Le Tétralogue — Roman — Chapitre 13

[Voir :
Le Tétralogue — Roman — Prologue & Chapitre 1
Le Tétralogue — Roman — Chapitre 2
Le Tétralogue — Roman — Chapitre 3
Le Tétralogue — Roman — Chapitre 4
Le Tétralogue — Roman — Chapitre 5
Le Tétralogue — Roman — Chapitre 6
Le Tétralogue — Roman — Chapitre 7
Le Tétralogue — Roman — Chapitre 8
Le Tétralogue — Roman — Chapitre 9
Le Tétralogue — Roman — Chapitre 10
Le Tétralogue — Roman — Chapitre 11
Le Tétralogue — Roman — Chapitre 12]

Par Joseph Stroberg

​13 — Du feu à l’au-delà

Tulvarn n’eut pas le temps de s’interroger sur l’imprudence pour lui et ses deux compagnons d’avoir dormi tous en même temps en pleine forêt vierge. Il aperçut du coin de l’œil une masse énorme foncer dans la direction de Reevirn. Tournant vivement la tête, il reconnut un xirn, prédateur à la fois souple et trapu, et deux fois plus gros que lui. Ses crocs avaient la longueur d’une main vélienne. L’animal écrasait les buissons lors de sa charge. En deux derniers bonds, il se retrouva juste au-dessus du dormeur, alors que Gnomil venait de se réveiller. Ce dernier se releva vivement tout en tirant une dague enchantée de sous sa toge. Dans le même temps, Tulvarn sortit son sabre et s’élança vers le xirn.

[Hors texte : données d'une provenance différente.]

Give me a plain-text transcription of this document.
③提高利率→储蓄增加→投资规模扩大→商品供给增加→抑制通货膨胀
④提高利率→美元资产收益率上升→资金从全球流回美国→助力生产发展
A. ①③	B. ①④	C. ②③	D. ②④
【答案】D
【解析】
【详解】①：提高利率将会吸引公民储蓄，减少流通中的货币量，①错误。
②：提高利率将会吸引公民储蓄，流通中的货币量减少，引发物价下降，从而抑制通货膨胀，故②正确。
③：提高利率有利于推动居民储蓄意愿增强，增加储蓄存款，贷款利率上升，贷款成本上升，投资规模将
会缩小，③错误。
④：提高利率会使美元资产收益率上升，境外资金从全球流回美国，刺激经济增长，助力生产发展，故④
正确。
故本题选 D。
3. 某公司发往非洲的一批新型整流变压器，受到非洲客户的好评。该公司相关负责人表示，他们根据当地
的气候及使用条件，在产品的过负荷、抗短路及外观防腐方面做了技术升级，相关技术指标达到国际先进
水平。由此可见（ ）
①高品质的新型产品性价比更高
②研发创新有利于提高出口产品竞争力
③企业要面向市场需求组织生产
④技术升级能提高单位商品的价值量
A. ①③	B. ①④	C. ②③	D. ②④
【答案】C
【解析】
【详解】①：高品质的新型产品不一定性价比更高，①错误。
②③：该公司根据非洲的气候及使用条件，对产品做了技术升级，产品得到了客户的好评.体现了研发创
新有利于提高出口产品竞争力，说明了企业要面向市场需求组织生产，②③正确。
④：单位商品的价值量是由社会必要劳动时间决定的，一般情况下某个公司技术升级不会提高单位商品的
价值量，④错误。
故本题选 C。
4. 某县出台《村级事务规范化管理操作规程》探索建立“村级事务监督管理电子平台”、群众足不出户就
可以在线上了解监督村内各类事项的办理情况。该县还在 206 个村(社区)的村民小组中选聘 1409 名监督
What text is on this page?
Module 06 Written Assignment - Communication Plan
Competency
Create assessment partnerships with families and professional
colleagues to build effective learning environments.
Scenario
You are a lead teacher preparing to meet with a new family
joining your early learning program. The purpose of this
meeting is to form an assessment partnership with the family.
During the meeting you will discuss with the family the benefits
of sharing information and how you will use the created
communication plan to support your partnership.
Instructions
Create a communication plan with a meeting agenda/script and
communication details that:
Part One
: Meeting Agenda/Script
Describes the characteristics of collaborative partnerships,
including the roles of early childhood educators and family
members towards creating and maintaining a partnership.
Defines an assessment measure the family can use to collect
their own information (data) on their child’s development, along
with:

L’animal retombait gueule ouverte sur sa proie lorsqu’il reçut la dague en plein cœur et le poids du moine étalé sur son corps. Ce dernier venait de trébucher sur une touffe herbeuse et manqua blesser le voleur en lâchant son sabre. Le chasseur se réveilla sous le double impact.

— Heï ! Que se passe-t-il ? demanda-t-il en repoussant difficilement l’animal, alors que Tulvarn, légèrement honteux, se relevait.

— Sieur Tulvarn a manqué me tuer ! Il faudrait peut-être lui confisquer son jouet.

— Euh ! navré mes amis. Un obstacle imprévu m’a fait tomber et ajouter au poids de la bête. Mais tu as probablement raison, Gnomil. Je finis par me demander si je ne suis pas un vrai danger, après tout. Ma maladresse semble incurable, même si mon maître pensait le contraire. Heureusement que tu es nettement plus adroit !

— Oui. La bête a son compte et nous allons pouvoir en manger un bon morceau. La chair fraîche commençait à me manquer.

— J’ai l’impression qu’à moi aussi, approuva le chasseur qui était maintenant pleinement réveillé. Faisons donc un bon feu !

— Je ne voudrais pas rabaisser votre enthousiasme, mais nous risquons de mettre aussi le feu à la forêt, tempéra le moine.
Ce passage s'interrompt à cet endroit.